5. Align Marketing Outcomes To Business Goals

The key is to align marketing outcomes (not output) to business goals. Marketing—if done well—contributes to much more than sales; it covers brand, reputation and employer brand, too. By all means, showcase the work done by marketing while recognising the partner functions such as product, IT and HR teams, among others.


6. Follow A Pyramid Model

It’s no secret that, in terms of reporting, you need a pyramid model—the more senior the executive, the less granular detail is required and the more concise the point needs to be. I apply the “So what?” method with my team; I encourage them to anticipate questions and always have a point before they present any data to stakeholders. If you can’t pass the “So what?” test, you shouldn’t share the data.


7. Choose The Top Metrics To Review

Select the top three to five marketing metrics that the top team will be reviewing on a consistent basis. These metrics should align with your strategic vision and goals and should be agreed upon by the CEO. At the review meeting, consider selecting one or two areas for a deeper dive. And always, always have a monster appendix at the ready when an executive asks a deeper question.


8. Distinguish Performance Data From Strategic Data

It is helpful to distinguish performance data from strategic data. Performance data measures the contribution of marketing to the financial health of the company—namely leads, opportunities and revenue attributed to marketing—and is shared with the executives.
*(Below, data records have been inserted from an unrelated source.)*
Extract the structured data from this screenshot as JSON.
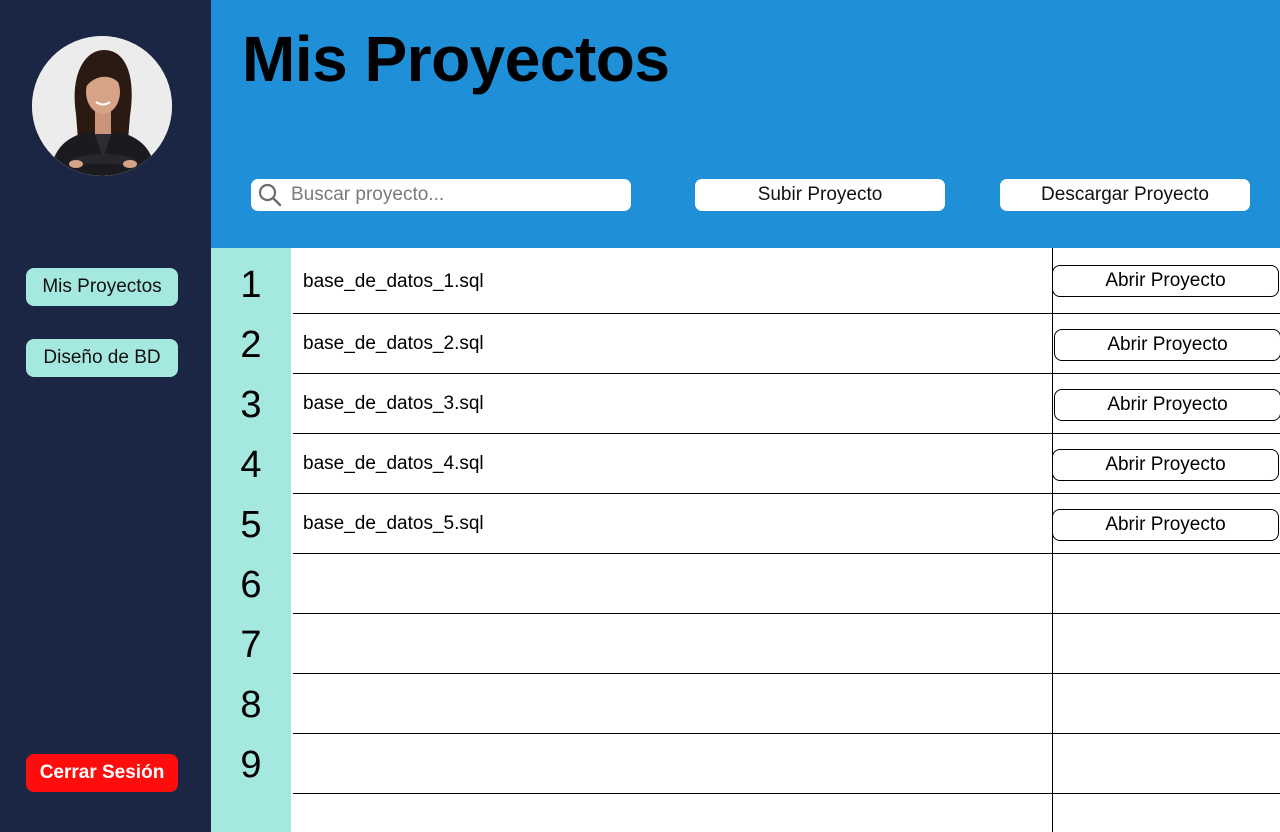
{
  "sidebar": {
    "nav": [
      {
        "label": "Mis Proyectos"
      },
      {
        "label": "Diseño de BD"
      }
    ],
    "logout_label": "Cerrar Sesión"
  },
  "header": {
    "title": "Mis Proyectos",
    "search_placeholder": "Buscar proyecto...",
    "search_icon": "search-icon",
    "upload_label": "Subir Proyecto",
    "download_label": "Descargar Proyecto"
  },
  "table": {
    "row_numbers": [
      "1",
      "2",
      "3",
      "4",
      "5",
      "6",
      "7",
      "8",
      "9"
    ],
    "rows": [
      {
        "file": "base_de_datos_1.sql",
        "action": "Abrir Proyecto"
      },
      {
        "file": "base_de_datos_2.sql",
        "action": "Abrir Proyecto"
      },
      {
        "file": "base_de_datos_3.sql",
        "action": "Abrir Proyecto"
      },
      {
        "file": "base_de_datos_4.sql",
        "action": "Abrir Proyecto"
      },
      {
        "file": "base_de_datos_5.sql",
        "action": "Abrir Proyecto"
      }
    ]
  },
  "colors": {
    "sidebar_bg": "#1b2644",
    "header_bg": "#1f8fd7",
    "accent": "#a5e8df",
    "logout": "#ff0d0d"
  }
}
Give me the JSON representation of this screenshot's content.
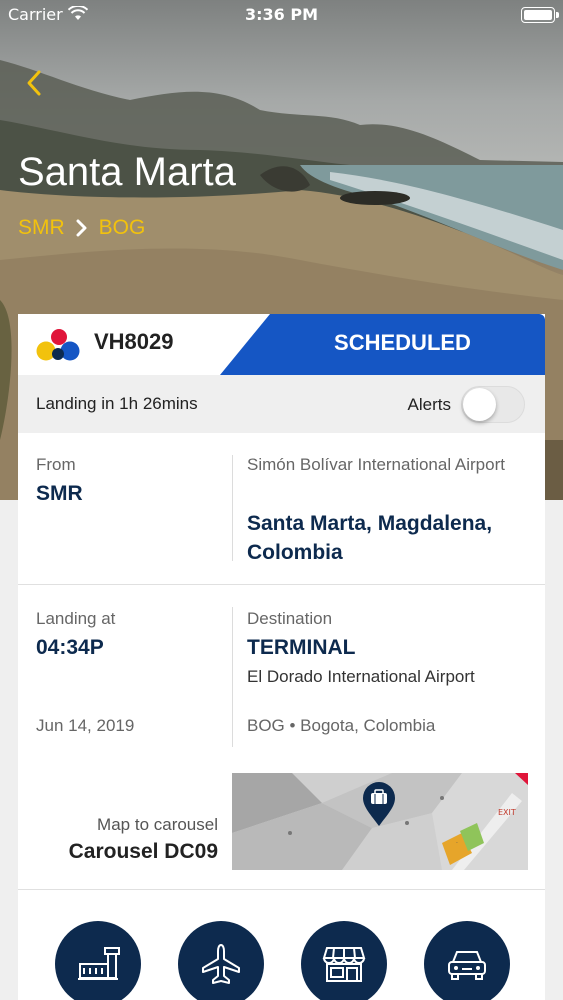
{
  "status_bar": {
    "carrier": "Carrier",
    "time": "3:36 PM"
  },
  "header": {
    "city": "Santa Marta",
    "origin_code": "SMR",
    "destination_code": "BOG"
  },
  "flight": {
    "number": "VH8029",
    "status": "SCHEDULED",
    "landing_in": "Landing in 1h 26mins",
    "alerts_label": "Alerts",
    "alerts_enabled": false
  },
  "from": {
    "label": "From",
    "code": "SMR",
    "airport": "Simón Bolívar International Airport",
    "city": "Santa Marta, Magdalena, Colombia"
  },
  "arrival": {
    "landing_label": "Landing at",
    "landing_time": "04:34P",
    "date": "Jun 14, 2019",
    "destination_label": "Destination",
    "terminal": "TERMINAL",
    "airport": "El Dorado International Airport",
    "location": "BOG • Bogota, Colombia",
    "map_label": "Map to carousel",
    "carousel": "Carousel DC09",
    "map_exit_text": "EXIT"
  },
  "actions": [
    {
      "icon": "airport-icon"
    },
    {
      "icon": "airplane-icon"
    },
    {
      "icon": "shop-icon"
    },
    {
      "icon": "car-icon"
    }
  ],
  "colors": {
    "accent_yellow": "#f2c20d",
    "status_blue": "#1556c4",
    "navy": "#0d2a4e"
  }
}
Strategic data lives within the marketing team and is used to drive marketing decisions, including channel performance, traffic and open rates.


9. Align Your Marketing Strategy With The Organisational Strategy

The biggest challenge for a CMO is having to educate fellow C-suite members of the business and the board on marketing channels and metrics. The key, in my opinion, is to align your marketing and communications strategy with the organisational strategic plan, outline the core metrics, agree on these and be consistent in your delivery of the ROI in order to educate stakeholders. As a marketer, you hold the expertise.
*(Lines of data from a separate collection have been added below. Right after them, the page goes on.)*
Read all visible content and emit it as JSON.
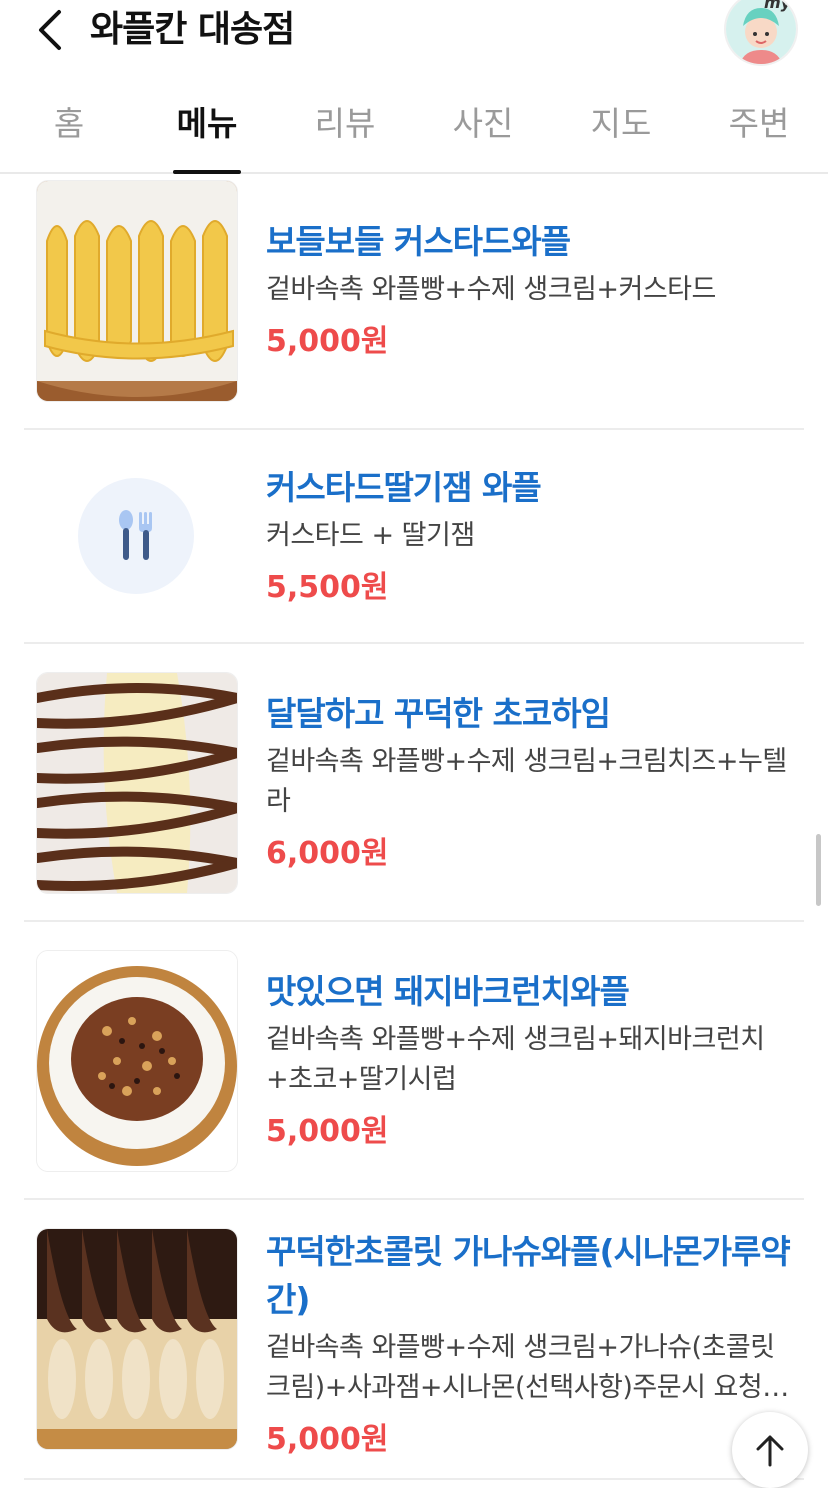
{
  "header": {
    "title": "와플칸 대송점",
    "back_icon": "chevron-left-icon",
    "profile_badge": "my"
  },
  "tabs": [
    {
      "label": "홈",
      "active": false
    },
    {
      "label": "메뉴",
      "active": true
    },
    {
      "label": "리뷰",
      "active": false
    },
    {
      "label": "사진",
      "active": false
    },
    {
      "label": "지도",
      "active": false
    },
    {
      "label": "주변",
      "active": false
    }
  ],
  "menu_items": [
    {
      "name": "보들보들 커스타드와플",
      "description": "겉바속촉 와플빵+수제 생크림+커스타드",
      "price": "5,000원",
      "image": "custard-waffle-photo"
    },
    {
      "name": "커스타드딸기잼 와플",
      "description": "커스타드 + 딸기잼",
      "price": "5,500원",
      "image": "placeholder-utensils-icon"
    },
    {
      "name": "달달하고 꾸덕한 초코하임",
      "description": "겉바속촉 와플빵+수제 생크림+크림치즈+누텔라",
      "price": "6,000원",
      "image": "choco-waffle-photo"
    },
    {
      "name": "맛있으면 돼지바크런치와플",
      "description": "겉바속촉 와플빵+수제 생크림+돼지바크런치+초코+딸기시럽",
      "price": "5,000원",
      "image": "crunch-waffle-photo"
    },
    {
      "name": "꾸덕한초콜릿 가나슈와플(시나몬가루약간)",
      "description": "겉바속촉 와플빵+수제 생크림+가나슈(초콜릿크림)+사과잼+시나몬(선택사항)주문시 요청…",
      "price": "5,000원",
      "image": "ganache-waffle-photo"
    }
  ],
  "scroll_top_icon": "arrow-up-icon",
  "colors": {
    "accent_blue": "#1a6fc9",
    "price_red": "#ee4b4b"
  }
}
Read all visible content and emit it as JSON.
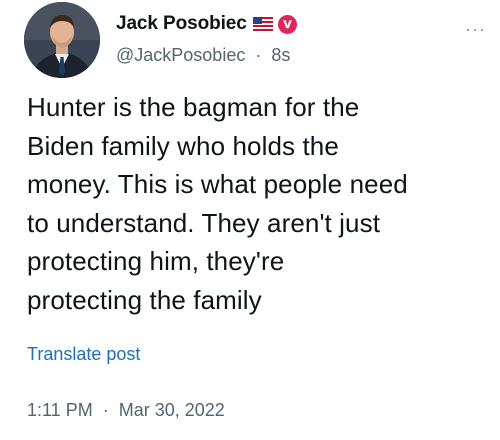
{
  "author": {
    "display_name": "Jack Posobiec",
    "handle": "@JackPosobiec",
    "separator": "·",
    "relative_time": "8s",
    "flag_icon": "us-flag-icon",
    "badge_icon": "verified-badge-icon",
    "badge_color": "#e0245e"
  },
  "more_icon": "···",
  "post": {
    "text": "Hunter is the bagman for the\nBiden family who holds the\nmoney. This is what people need\nto understand. They aren't just\nprotecting him, they're\nprotecting the family"
  },
  "translate_label": "Translate post",
  "meta": {
    "time": "1:11 PM",
    "separator": "·",
    "date": "Mar 30, 2022"
  },
  "colors": {
    "text_primary": "#0f1419",
    "text_secondary": "#536471",
    "link": "#1d6fb8"
  }
}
10. Track Long-Term Progress

Track long-term progress toward your firm’s overarching objectives. Look at your company’s roadmap. Do your monthly KPIs line up with where you want to be as a company in 12 or 24 months from now? What about your quarterly or semi-annual KPIs? Zoom out and look at the long-term picture and how much closer you’re getting to your goals. This is what lots of higher-ups want to see.


11. Document How Marketing ROIs Connect To Strategic Plan Outcomes

Align your marketing campaign with the company’s strategic plan. Document how the marketing ROIs connect to strategic plan outcomes. Conduct the deep dive measurements your marketing team needs, always. Educate the C-suite on marketing measurements—but remember, they hired you for your expertise. Give them the information they need in the format that works best for their reports.


12. Focus On The Outcomes Of Your Outputs

It’s positive to report on growth in organic and paid performance, but ultimately, higher-level executives such as board members are interested in the outcomes of the outputs. This typically includes the number of leads generated and revenue growth. For example, an increase in online rankings may have generated more Web traffic, but it’s key to report on conversions and business growth.


13. Focus On Overall Company Growth

Higher-level executives don’t need to know the tactical details of marketing, but they do need to understand how the marketing strategy supports overall company growth. Site traffic, email opens and social engagement are required to manage a marketing team—but in my experience, executives need to hear the overarching strategy and understand how the spend contributed to growth.


14. Avoid Vanity Metrics

The top thing to keep in mind is to avoid vanity metrics. Presenting vanity metrics dilutes marketing’s impact and true capabilities. It will also erode your credibility. Executives are good at seeing through extraneous data. Ensure you are concise, highlight the value or needs of the team and articulate how they add to company goals.